Entonces, extraer de ahí un modelo de prototipo de nacionalidad también constituye una enorme exageración. Si bien Huamán Poma tiene otros muchos rasgos e ingredientes importantes de procedencia simbólica y lingüística andina, y que gracias a su texto es que se ha podido conocer más sobre las fiestas, los vestidos, la organización social, las «calles», como él dice, los empleos de los niños desde edad muy temprana hasta los ancianos de edad muy avanzada —todos los cuales constituyen aportes innegables—, hay que tener en cuenta también que la dirección general de su obra está dirigida a modificar el sistema de administración virreinal. Se ubica muy bien dentro de la tradición de las letras arbitristas de la península que viene desde 1558, cuando se publica el primer tratado arbitrista en España, es decir el primer tratado de reclamo y receta específica, punto por punto, para mejorar el sistema en función de la idea de los neoescolásticos sobre cómo lograr el bien común. Según esta corriente, que se basa también en la propia tradición juridico-política castellana, el mejor gobernante es el que cuida, por delegación de la soberanía popular, del bien común. Y Huamán Poma no es ajeno a esta idea, es más bien un seguidor de una tendencia dentro de ciertas órdenes religiosas, específicamente jesuitas y dominicos. Así que no hay que tomar a Huamán Poma como un genuino representante del «pensamiento andino» prehispánico (si tal cosa existe en unicidad), ni mucho menos, como si se tratara de un hombre fuera de su época y de sus conflictos e intereses personales. Es un hombre al que hay que poner en su contexto, restituirlo a su condición de cacique que reclama y al mismo tiempo aconseja a la autoridad real sobre cómo administrar este territorio.
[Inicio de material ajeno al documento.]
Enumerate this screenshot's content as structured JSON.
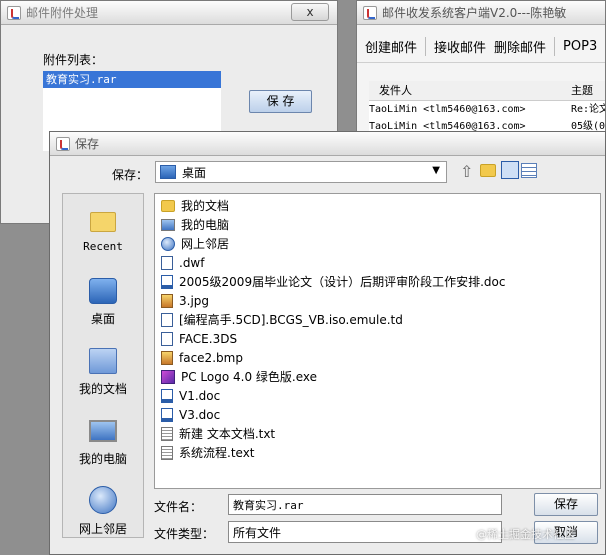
{
  "attach_window": {
    "title": "邮件附件处理",
    "close_label": "x",
    "list_label": "附件列表：",
    "attachments": [
      "教育实习.rar"
    ],
    "save_button": "保 存"
  },
  "mail_window": {
    "title": "邮件收发系统客户端V2.0---陈艳敏",
    "menu": [
      "创建邮件",
      "接收邮件",
      "删除邮件",
      "POP3"
    ],
    "columns": [
      "发件人",
      "主题"
    ],
    "rows": [
      {
        "sender": "TaoLiMin <tlm5460@163.com>",
        "subject": "Re:论文"
      },
      {
        "sender": "TaoLiMin <tlm5460@163.com>",
        "subject": "05级(0"
      }
    ]
  },
  "save_dialog": {
    "title": "保存",
    "look_in_label": "保存：",
    "look_in_value": "桌面",
    "places": [
      {
        "label": "Recent",
        "icon": "recent-folder-icon"
      },
      {
        "label": "桌面",
        "icon": "desktop-icon"
      },
      {
        "label": "我的文档",
        "icon": "my-documents-icon"
      },
      {
        "label": "我的电脑",
        "icon": "my-computer-icon"
      },
      {
        "label": "网上邻居",
        "icon": "network-icon"
      }
    ],
    "files": [
      {
        "name": "我的文档",
        "icon": "folder-icon"
      },
      {
        "name": "我的电脑",
        "icon": "computer-icon"
      },
      {
        "name": "网上邻居",
        "icon": "network-icon"
      },
      {
        "name": ".dwf",
        "icon": "file-icon"
      },
      {
        "name": "2005级2009届毕业论文（设计）后期评审阶段工作安排.doc",
        "icon": "word-doc-icon"
      },
      {
        "name": "3.jpg",
        "icon": "image-icon"
      },
      {
        "name": "[编程高手.5CD].BCGS_VB.iso.emule.td",
        "icon": "file-icon"
      },
      {
        "name": "FACE.3DS",
        "icon": "file-icon"
      },
      {
        "name": "face2.bmp",
        "icon": "image-icon"
      },
      {
        "name": "PC Logo 4.0 绿色版.exe",
        "icon": "exe-icon"
      },
      {
        "name": "V1.doc",
        "icon": "word-doc-icon"
      },
      {
        "name": "V3.doc",
        "icon": "word-doc-icon"
      },
      {
        "name": "新建 文本文档.txt",
        "icon": "text-file-icon"
      },
      {
        "name": "系统流程.text",
        "icon": "text-file-icon"
      }
    ],
    "filename_label": "文件名：",
    "filename_value": "教育实习.rar",
    "filetype_label": "文件类型：",
    "filetype_value": "所有文件",
    "save_button": "保存",
    "cancel_button": "取消",
    "watermark": "@稀土掘金技术社区"
  }
}
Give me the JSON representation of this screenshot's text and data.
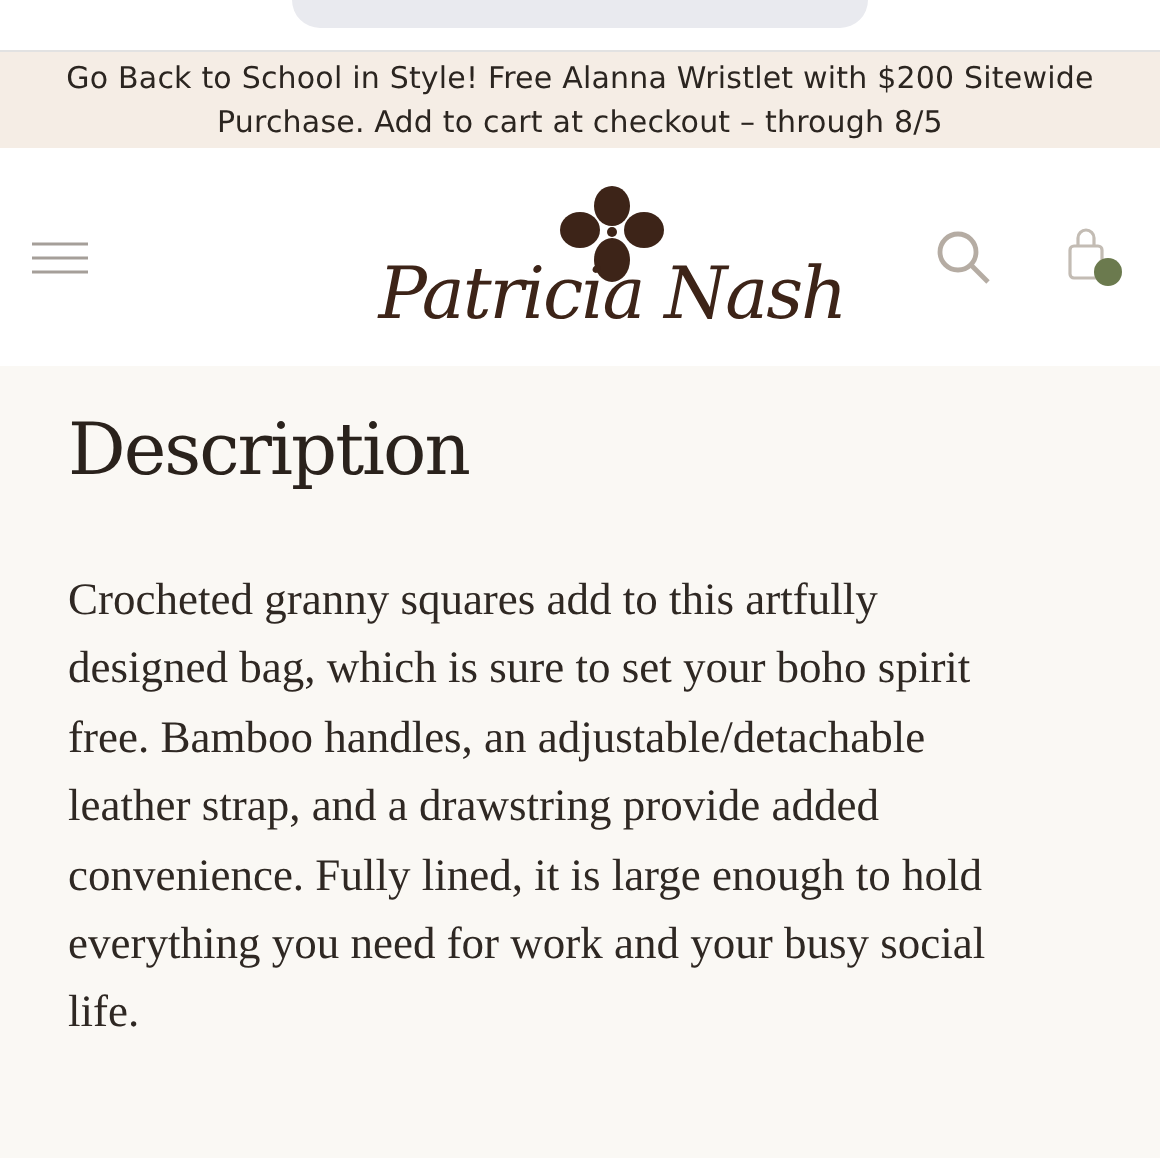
{
  "promo_banner": {
    "text": "Go Back to School in Style! Free Alanna Wristlet with $200 Sitewide Purchase. Add to cart at checkout – through 8/5"
  },
  "header": {
    "logo_text": "Patricia Nash"
  },
  "description": {
    "heading": "Description",
    "body": "Crocheted granny squares add to this artfully designed bag, which is sure to set your boho spirit free. Bamboo handles, an adjustable/detachable leather strap, and a drawstring provide added convenience. Fully lined, it is large enough to hold everything you need for work and your busy social life."
  }
}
Bien, por otro lado, escuchándote hablar de los reclamos que hacían Garcilaso y Huamán Poma a la Corona, se me viene a la mente que no tanto están equivocados ellos sino que lo que está mal es reclamarles un cierto carácter de peruanidad o de peruanos ilustres. ¿Quizá lo que esté mal es plantearse un tipo de peruano así, o habría otros peruanos de esos años que sí encajan dentro de ese puesto, dentro de ese sitial?

—Yo creo que incluso hoy es difícil hablar de algún peruano que tenga ese puesto integral. No olvidemos que el Perú sigue siendo un país dual en muchos aspectos; un país que no ha logrado formar una sociedad orgánica, como decía Mariátegui, un Estado nacional efectivo de verdadera participación de todos sus miembros, de toda su población, empezando por el mismo privilegio de la lengua castellana, por ejemplo, que margina a los quechuahablantes o a los aymarahablantes o a los hablantes de muchas lenguas amazónicas. Eso por poner un ejemplo entre muchos otros; o en un sistema democrático formal que no implica verdadera participación sino cada cinco años en las elecciones. En esa época existía, naturalmente, un concepto de Perú, pero era el concepto de territorio del Virreinato basado sobre la extensión ampliada del Imperio de los Incas, y organizado legislativamente en dos «repúblicas» diferentes. Sin embargo, no olvidemos que hubo desde temprano un modelo unimismador, entronizado por la aristocracia criolla, la elite criolla de base limeña, rival del proyecto nacional protohegemónico de los herederos de los Incas durante los siglos XVII y XVIII, que fue decapitado literalmente con la rebelión de Tupac Amaru II, y que representaba el otro polo de la formación nacional y desgraciadamente no triunfó en buena medida por el propio apoyo de los criollos hacia la Corona española. Entonces, hablar de peruanidad integral sigue resultando una exageración aun en nuestros días. Yo creo que es mejor cuestionar estos criterios de nacionalidad integral y plantearnos más consciente y francamente una pluralidad dispersa, plantearnos un Estado más como mediador que como modelador, ya que el Estado modelador no ha funcionado ni siquiera en sus proyectos más radicales, que han sido en el siglo XX el aprismo y el velasquismo.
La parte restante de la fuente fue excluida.